The thing that sticks the best, though, the one that feels so much like it's his that once he picks it up he'd swear he's been doing it his whole life, is sculpture. Specifically stone carving. Something about the slow and careful process, the intentional chipping away at a massive slab of stone until it becomes something sloping and fluid and graceful, is just so entrancing to him.
It's in the stone carving that Adrien finds himself aligned closest with Tikki. Not just how the creativity flowing through him feels of her in a primal way he can't explain, but also in helping him understand how she thinks, and how similar they are. Or at least, how similar they can be.
Her responsibility, her place as leader of the Kwami, the stress and weight that rests on her tiny shoulders, all simulated in every sharp crack of his chisel on stone. Just like life, every decision he makes with his art is permanent. Just like life, each choice permanently alters what it will ultimately become.
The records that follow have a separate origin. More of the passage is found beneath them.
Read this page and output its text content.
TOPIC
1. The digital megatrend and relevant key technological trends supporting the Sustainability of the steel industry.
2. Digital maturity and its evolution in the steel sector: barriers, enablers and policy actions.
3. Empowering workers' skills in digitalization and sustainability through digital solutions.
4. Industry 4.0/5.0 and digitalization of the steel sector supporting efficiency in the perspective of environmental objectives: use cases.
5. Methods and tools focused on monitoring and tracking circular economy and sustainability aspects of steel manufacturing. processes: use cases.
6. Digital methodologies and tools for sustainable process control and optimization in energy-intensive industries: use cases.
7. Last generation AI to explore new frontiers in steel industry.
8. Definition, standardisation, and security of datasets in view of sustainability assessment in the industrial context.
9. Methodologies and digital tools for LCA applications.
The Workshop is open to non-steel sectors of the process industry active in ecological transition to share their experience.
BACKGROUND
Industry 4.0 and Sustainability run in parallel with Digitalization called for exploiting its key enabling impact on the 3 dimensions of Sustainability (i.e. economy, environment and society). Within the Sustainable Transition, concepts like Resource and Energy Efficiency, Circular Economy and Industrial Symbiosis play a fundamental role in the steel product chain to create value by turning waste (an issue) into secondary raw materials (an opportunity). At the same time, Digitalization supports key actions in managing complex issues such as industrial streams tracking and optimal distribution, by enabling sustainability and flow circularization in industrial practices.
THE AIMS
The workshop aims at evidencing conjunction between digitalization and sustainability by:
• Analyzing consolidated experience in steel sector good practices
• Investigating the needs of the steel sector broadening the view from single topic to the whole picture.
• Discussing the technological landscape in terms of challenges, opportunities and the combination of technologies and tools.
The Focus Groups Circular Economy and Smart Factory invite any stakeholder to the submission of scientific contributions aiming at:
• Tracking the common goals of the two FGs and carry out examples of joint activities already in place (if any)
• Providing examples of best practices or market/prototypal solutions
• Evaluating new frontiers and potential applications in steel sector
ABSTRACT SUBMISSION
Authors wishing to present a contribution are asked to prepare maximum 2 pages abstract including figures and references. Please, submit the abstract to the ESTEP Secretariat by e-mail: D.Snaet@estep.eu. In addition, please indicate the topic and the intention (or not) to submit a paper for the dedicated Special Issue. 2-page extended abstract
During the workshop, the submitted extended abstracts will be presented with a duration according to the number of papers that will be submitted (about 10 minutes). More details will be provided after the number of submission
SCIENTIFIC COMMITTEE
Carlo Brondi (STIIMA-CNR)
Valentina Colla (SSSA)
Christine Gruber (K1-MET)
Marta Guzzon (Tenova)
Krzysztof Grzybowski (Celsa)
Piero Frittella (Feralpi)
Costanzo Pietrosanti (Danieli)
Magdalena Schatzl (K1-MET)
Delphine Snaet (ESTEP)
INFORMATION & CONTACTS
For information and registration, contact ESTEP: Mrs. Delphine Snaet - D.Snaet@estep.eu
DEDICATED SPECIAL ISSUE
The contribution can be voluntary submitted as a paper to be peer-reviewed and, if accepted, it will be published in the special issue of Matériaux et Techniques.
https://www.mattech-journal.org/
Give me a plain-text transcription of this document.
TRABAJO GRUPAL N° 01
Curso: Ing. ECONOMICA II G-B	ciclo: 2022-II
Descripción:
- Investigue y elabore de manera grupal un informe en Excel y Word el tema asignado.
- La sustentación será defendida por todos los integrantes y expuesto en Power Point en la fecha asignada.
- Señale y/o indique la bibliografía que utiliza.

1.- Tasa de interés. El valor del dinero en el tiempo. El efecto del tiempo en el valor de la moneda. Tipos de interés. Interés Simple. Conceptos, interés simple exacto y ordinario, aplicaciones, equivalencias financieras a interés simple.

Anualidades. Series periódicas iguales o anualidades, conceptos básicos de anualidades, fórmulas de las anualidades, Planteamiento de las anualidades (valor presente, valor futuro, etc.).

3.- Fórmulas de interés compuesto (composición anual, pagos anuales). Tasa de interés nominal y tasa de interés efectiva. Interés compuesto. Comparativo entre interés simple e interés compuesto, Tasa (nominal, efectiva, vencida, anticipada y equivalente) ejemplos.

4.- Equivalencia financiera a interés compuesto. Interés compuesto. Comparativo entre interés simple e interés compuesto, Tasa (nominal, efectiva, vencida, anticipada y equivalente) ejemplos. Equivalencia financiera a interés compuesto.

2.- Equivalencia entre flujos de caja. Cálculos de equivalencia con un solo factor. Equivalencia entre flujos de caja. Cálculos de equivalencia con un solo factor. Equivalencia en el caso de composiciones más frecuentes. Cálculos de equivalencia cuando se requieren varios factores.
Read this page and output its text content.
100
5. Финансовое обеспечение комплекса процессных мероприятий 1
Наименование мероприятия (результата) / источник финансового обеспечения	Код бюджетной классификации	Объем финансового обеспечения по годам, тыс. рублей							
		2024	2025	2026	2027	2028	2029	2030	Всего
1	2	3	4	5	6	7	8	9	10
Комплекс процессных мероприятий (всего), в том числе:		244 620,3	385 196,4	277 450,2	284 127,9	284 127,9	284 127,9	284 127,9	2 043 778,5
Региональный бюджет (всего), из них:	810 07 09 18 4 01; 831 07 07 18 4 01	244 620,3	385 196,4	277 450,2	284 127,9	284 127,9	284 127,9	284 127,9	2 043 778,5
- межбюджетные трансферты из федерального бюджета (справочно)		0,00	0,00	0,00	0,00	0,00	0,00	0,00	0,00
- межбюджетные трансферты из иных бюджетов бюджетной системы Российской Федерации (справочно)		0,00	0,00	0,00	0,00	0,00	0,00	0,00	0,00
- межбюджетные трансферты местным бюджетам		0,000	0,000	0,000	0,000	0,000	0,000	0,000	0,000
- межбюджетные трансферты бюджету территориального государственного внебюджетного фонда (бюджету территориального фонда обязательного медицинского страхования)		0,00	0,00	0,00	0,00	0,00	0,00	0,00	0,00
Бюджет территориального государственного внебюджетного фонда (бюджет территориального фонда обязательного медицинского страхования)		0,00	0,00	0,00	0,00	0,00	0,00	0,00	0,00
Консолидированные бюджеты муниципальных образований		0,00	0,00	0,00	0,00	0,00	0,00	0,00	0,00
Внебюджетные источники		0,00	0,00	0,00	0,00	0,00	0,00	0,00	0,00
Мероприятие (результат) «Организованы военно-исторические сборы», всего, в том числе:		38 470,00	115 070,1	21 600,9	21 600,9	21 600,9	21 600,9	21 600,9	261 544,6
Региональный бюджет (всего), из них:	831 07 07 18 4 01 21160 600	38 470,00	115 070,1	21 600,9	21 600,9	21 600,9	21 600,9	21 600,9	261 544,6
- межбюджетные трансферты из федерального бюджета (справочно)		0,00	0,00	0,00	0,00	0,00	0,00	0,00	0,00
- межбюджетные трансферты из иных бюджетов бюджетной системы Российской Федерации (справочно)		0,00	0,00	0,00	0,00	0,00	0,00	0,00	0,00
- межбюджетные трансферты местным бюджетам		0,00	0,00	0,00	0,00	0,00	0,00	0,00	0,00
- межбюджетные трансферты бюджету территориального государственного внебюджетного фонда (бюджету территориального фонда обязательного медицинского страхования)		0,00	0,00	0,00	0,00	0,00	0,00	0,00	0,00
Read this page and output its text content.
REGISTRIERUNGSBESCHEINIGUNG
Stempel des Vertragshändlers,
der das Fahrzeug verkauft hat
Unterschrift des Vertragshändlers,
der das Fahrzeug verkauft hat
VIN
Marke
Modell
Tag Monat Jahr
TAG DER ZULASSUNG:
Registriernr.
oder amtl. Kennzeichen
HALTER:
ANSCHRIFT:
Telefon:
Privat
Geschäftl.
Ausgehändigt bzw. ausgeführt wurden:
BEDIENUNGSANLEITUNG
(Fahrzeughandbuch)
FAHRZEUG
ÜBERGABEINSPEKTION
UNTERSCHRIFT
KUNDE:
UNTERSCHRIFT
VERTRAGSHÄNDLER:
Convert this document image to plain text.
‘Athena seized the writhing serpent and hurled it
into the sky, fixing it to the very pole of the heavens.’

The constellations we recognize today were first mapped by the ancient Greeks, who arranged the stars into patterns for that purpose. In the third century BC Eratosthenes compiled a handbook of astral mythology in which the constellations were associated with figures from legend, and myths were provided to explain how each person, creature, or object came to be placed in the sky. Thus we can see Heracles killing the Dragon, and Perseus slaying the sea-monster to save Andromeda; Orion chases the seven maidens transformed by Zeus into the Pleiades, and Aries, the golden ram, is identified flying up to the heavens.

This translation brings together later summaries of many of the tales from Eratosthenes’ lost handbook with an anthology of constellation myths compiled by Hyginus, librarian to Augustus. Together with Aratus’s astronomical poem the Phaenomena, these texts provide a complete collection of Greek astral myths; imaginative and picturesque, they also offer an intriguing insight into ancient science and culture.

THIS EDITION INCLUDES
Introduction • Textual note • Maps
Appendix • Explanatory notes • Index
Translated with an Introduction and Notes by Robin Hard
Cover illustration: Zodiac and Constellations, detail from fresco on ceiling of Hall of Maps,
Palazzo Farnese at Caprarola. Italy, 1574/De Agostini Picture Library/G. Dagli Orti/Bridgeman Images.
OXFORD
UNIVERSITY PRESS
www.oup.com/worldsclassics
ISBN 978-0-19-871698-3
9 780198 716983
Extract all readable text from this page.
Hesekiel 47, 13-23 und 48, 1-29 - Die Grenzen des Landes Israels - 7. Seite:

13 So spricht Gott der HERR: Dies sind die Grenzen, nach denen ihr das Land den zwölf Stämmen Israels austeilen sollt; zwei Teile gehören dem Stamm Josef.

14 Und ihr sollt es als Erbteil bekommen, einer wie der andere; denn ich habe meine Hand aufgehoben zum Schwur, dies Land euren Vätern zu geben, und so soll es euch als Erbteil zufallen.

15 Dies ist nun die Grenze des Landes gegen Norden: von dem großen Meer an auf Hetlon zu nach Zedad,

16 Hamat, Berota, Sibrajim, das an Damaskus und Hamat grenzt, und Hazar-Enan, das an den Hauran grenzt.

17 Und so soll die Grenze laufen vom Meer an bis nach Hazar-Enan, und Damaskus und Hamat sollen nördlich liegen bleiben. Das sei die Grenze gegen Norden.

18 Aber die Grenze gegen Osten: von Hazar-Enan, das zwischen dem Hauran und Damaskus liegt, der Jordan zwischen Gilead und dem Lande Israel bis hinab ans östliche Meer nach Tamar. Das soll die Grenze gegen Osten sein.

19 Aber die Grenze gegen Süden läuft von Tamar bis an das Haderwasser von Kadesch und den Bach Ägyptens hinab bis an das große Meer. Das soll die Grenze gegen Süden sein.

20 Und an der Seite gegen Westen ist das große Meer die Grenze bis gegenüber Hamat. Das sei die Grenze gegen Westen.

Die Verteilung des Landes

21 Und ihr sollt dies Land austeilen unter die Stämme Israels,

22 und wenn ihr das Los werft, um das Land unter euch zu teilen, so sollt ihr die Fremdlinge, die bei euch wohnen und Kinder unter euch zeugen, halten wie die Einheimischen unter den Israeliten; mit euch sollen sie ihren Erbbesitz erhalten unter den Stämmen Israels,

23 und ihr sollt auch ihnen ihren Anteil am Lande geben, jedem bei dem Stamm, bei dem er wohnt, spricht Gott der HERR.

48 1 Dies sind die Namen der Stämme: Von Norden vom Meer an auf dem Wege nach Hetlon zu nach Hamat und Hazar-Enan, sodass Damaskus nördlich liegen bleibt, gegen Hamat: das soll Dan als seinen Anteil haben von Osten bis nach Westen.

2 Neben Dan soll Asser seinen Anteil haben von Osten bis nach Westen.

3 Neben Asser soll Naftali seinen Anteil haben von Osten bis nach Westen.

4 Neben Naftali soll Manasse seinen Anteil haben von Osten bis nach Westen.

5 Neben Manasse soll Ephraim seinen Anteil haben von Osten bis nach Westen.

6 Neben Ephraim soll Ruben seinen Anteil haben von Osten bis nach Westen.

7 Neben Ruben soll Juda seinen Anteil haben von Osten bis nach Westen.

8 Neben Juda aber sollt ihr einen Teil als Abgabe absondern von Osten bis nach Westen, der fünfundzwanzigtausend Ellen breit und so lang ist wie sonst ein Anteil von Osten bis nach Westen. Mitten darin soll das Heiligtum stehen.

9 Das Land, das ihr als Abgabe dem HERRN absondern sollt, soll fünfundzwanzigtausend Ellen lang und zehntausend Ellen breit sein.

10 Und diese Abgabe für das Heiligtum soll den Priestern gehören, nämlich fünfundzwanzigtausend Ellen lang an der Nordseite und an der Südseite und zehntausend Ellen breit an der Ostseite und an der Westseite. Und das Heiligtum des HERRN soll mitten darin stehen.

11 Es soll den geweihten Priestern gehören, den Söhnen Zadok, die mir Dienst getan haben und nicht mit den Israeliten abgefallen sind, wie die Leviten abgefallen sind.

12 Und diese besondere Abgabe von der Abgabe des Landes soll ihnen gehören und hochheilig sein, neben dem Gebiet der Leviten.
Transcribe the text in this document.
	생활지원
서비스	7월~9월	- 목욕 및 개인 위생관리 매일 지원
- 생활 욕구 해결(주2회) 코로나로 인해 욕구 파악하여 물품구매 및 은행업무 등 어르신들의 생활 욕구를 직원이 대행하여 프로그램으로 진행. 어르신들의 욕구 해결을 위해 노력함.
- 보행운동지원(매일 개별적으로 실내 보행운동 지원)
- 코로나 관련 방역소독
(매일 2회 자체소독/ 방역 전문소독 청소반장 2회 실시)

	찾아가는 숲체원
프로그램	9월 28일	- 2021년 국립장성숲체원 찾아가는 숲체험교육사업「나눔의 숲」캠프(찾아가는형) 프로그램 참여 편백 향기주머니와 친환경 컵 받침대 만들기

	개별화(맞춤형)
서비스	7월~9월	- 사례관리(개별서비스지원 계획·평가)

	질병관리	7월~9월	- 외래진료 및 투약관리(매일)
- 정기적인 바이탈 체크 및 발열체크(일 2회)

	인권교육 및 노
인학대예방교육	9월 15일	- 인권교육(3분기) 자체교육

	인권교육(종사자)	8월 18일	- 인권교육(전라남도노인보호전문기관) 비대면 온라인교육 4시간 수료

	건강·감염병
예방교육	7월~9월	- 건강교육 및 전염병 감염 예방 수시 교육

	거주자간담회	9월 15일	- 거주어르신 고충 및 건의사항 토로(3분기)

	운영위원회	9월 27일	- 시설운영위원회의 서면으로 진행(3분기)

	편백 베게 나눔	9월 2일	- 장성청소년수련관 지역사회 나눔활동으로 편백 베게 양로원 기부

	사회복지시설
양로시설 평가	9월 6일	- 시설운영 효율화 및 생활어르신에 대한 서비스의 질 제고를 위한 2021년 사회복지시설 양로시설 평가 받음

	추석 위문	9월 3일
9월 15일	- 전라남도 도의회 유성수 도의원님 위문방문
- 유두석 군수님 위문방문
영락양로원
It is a lot of responsibility and pressure, to be the one holding the hammer, making the decisions, chipping the stone. If you hit to hard and crack the piece in two, there's no one to blame but you. But when things line up, when you tap in just the right place with just enough pressure just the right number of times....well, that's when magic that has nothing to do with Miraculous happens. And just like the mistakes, these successes are yours as well. Wielding the hammer and chisel is a burden, but being the artist is still such a pleasure.
I hope that wasn't too artsy fartsy of me. Some things just only feel right explained with metaphor and heavy prose. It feels like being obvious and blunt just wouldn't properly get it across, you know.
Anyways. Hope that answers your question about Adrien's art and creative expression! He probably gets up to more stuff eventually, too. But this is what I've got so far.